Tape storage sales surged 41 percent in 2021, primarily driven by a surge in ransomware attacks

Tape storage has never gone away for big data storage companies, and tape is a fairly old storage technology by modern standards. There are tape-based storage systems that date back to the first commercial PCs of the 50s. Linear tape (LTO) came a little later than that, emerging in the 90s. It's an open standard for tape storage created by a cross-industry consortium and is manufactured today by the likes of HP Enterprise, IBM, and Quantum.
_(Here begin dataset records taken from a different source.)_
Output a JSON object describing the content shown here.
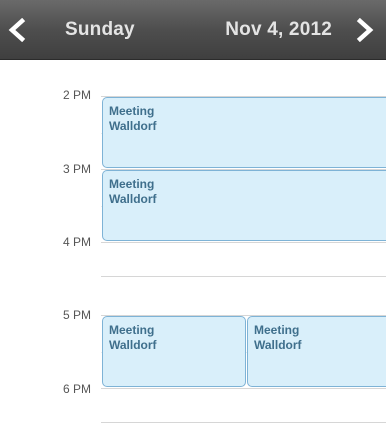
{
  "header": {
    "day": "Sunday",
    "date": "Nov 4, 2012",
    "prev_icon": "chevron-left-icon",
    "next_icon": "chevron-right-icon"
  },
  "hours": [
    "2 PM",
    "3 PM",
    "4 PM",
    "5 PM",
    "6 PM"
  ],
  "events": [
    {
      "title": "Meeting",
      "location": "Walldorf",
      "start": "2 PM",
      "end": "3 PM"
    },
    {
      "title": "Meeting",
      "location": "Walldorf",
      "start": "3 PM",
      "end": "4 PM"
    },
    {
      "title": "Meeting",
      "location": "Walldorf",
      "start": "5 PM",
      "end": "6 PM"
    },
    {
      "title": "Meeting",
      "location": "Walldorf",
      "start": "5 PM",
      "end": "6 PM"
    }
  ],
  "colors": {
    "header_bg": "#4e4e4e",
    "header_text": "#e4e4e4",
    "event_bg": "#d9effa",
    "event_border": "#7eb3d6",
    "event_text": "#3f6f8c"
  }
}
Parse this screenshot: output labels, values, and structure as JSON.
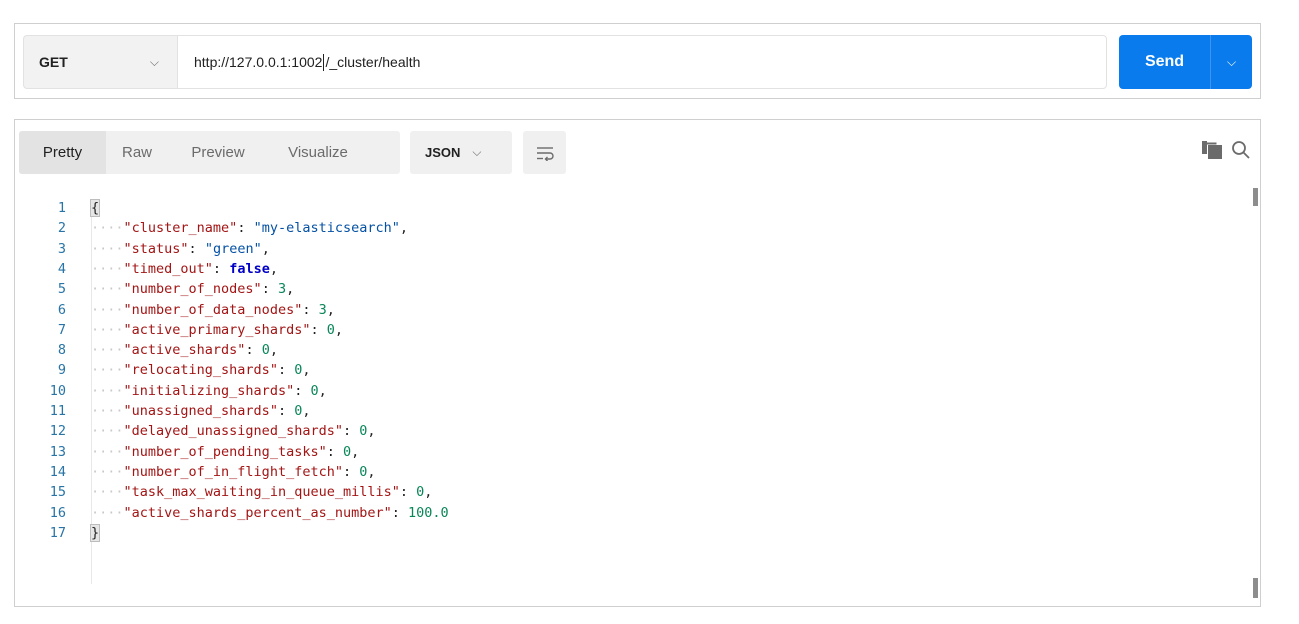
{
  "request": {
    "method": "GET",
    "url_before_caret": "http://127.0.0.1:1002",
    "url_after_caret": "/_cluster/health",
    "send_label": "Send"
  },
  "response": {
    "view_tabs": [
      "Pretty",
      "Raw",
      "Preview",
      "Visualize"
    ],
    "active_tab": "Pretty",
    "format": "JSON",
    "lines": [
      {
        "n": "1",
        "tokens": [
          {
            "t": "{",
            "c": "brace"
          }
        ]
      },
      {
        "n": "2",
        "tokens": [
          {
            "t": "\"cluster_name\"",
            "c": "k"
          },
          {
            "t": ": ",
            "c": "p"
          },
          {
            "t": "\"my-elasticsearch\"",
            "c": "s"
          },
          {
            "t": ",",
            "c": "p"
          }
        ]
      },
      {
        "n": "3",
        "tokens": [
          {
            "t": "\"status\"",
            "c": "k"
          },
          {
            "t": ": ",
            "c": "p"
          },
          {
            "t": "\"green\"",
            "c": "s"
          },
          {
            "t": ",",
            "c": "p"
          }
        ]
      },
      {
        "n": "4",
        "tokens": [
          {
            "t": "\"timed_out\"",
            "c": "k"
          },
          {
            "t": ": ",
            "c": "p"
          },
          {
            "t": "false",
            "c": "b"
          },
          {
            "t": ",",
            "c": "p"
          }
        ]
      },
      {
        "n": "5",
        "tokens": [
          {
            "t": "\"number_of_nodes\"",
            "c": "k"
          },
          {
            "t": ": ",
            "c": "p"
          },
          {
            "t": "3",
            "c": "n"
          },
          {
            "t": ",",
            "c": "p"
          }
        ]
      },
      {
        "n": "6",
        "tokens": [
          {
            "t": "\"number_of_data_nodes\"",
            "c": "k"
          },
          {
            "t": ": ",
            "c": "p"
          },
          {
            "t": "3",
            "c": "n"
          },
          {
            "t": ",",
            "c": "p"
          }
        ]
      },
      {
        "n": "7",
        "tokens": [
          {
            "t": "\"active_primary_shards\"",
            "c": "k"
          },
          {
            "t": ": ",
            "c": "p"
          },
          {
            "t": "0",
            "c": "n"
          },
          {
            "t": ",",
            "c": "p"
          }
        ]
      },
      {
        "n": "8",
        "tokens": [
          {
            "t": "\"active_shards\"",
            "c": "k"
          },
          {
            "t": ": ",
            "c": "p"
          },
          {
            "t": "0",
            "c": "n"
          },
          {
            "t": ",",
            "c": "p"
          }
        ]
      },
      {
        "n": "9",
        "tokens": [
          {
            "t": "\"relocating_shards\"",
            "c": "k"
          },
          {
            "t": ": ",
            "c": "p"
          },
          {
            "t": "0",
            "c": "n"
          },
          {
            "t": ",",
            "c": "p"
          }
        ]
      },
      {
        "n": "10",
        "tokens": [
          {
            "t": "\"initializing_shards\"",
            "c": "k"
          },
          {
            "t": ": ",
            "c": "p"
          },
          {
            "t": "0",
            "c": "n"
          },
          {
            "t": ",",
            "c": "p"
          }
        ]
      },
      {
        "n": "11",
        "tokens": [
          {
            "t": "\"unassigned_shards\"",
            "c": "k"
          },
          {
            "t": ": ",
            "c": "p"
          },
          {
            "t": "0",
            "c": "n"
          },
          {
            "t": ",",
            "c": "p"
          }
        ]
      },
      {
        "n": "12",
        "tokens": [
          {
            "t": "\"delayed_unassigned_shards\"",
            "c": "k"
          },
          {
            "t": ": ",
            "c": "p"
          },
          {
            "t": "0",
            "c": "n"
          },
          {
            "t": ",",
            "c": "p"
          }
        ]
      },
      {
        "n": "13",
        "tokens": [
          {
            "t": "\"number_of_pending_tasks\"",
            "c": "k"
          },
          {
            "t": ": ",
            "c": "p"
          },
          {
            "t": "0",
            "c": "n"
          },
          {
            "t": ",",
            "c": "p"
          }
        ]
      },
      {
        "n": "14",
        "tokens": [
          {
            "t": "\"number_of_in_flight_fetch\"",
            "c": "k"
          },
          {
            "t": ": ",
            "c": "p"
          },
          {
            "t": "0",
            "c": "n"
          },
          {
            "t": ",",
            "c": "p"
          }
        ]
      },
      {
        "n": "15",
        "tokens": [
          {
            "t": "\"task_max_waiting_in_queue_millis\"",
            "c": "k"
          },
          {
            "t": ": ",
            "c": "p"
          },
          {
            "t": "0",
            "c": "n"
          },
          {
            "t": ",",
            "c": "p"
          }
        ]
      },
      {
        "n": "16",
        "tokens": [
          {
            "t": "\"active_shards_percent_as_number\"",
            "c": "k"
          },
          {
            "t": ": ",
            "c": "p"
          },
          {
            "t": "100.0",
            "c": "n"
          }
        ]
      },
      {
        "n": "17",
        "tokens": [
          {
            "t": "}",
            "c": "brace"
          }
        ]
      }
    ]
  },
  "icons": {
    "method_dropdown": "chevron-down-icon",
    "send_dropdown": "chevron-down-icon",
    "wrap": "wrap-lines-icon",
    "copy": "copy-icon",
    "search": "search-icon"
  },
  "colors": {
    "send_button": "#097bed",
    "json_key": "#a31515",
    "json_string": "#0451a5",
    "json_number": "#098658",
    "json_boolean": "#0000c8",
    "line_number": "#2874a6"
  }
}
Tape storage sales surged 41 percent in 2021, primarily driven by a surge in ransomware attacks

2021 is also a brilliant year for LDOs. According to an LTO sales report, using data provided by the company responsible for manufacturing LTO tapes, total tape shipments in 2021 were 148 exabytes, which far exceeded 105 exabytes in 2020, or the previous record 114 exabytes in 2019. That said, tape sales in 2021 are up 41 percent from 2020 and 30 percent higher than the 2019 record of 114 ExaBytes.

What are the reasons behind the growth? Part of the reason is increased cybersecurity and malware threats such as ransomware.

"We continue to see enterprises return to tape technology for storage solutions that provide high capacity, reliability, long-term data archiving, and stronger data protection measures, especially as cybersecurity threats spike," said Patrick Osborne, managing director and vice president of storage at HPE.

Unless some hacker breaks into a warehouse made up of tape drives, inserts them all, and then waits for lengthy times to steal all the data on each drive, the data can't be easily corrupted or copied.

IT House understands, of course, that it is not possible for companies to rely on tape drives as primary backups today, but more as second- or third-stage backups in case something goes wrong.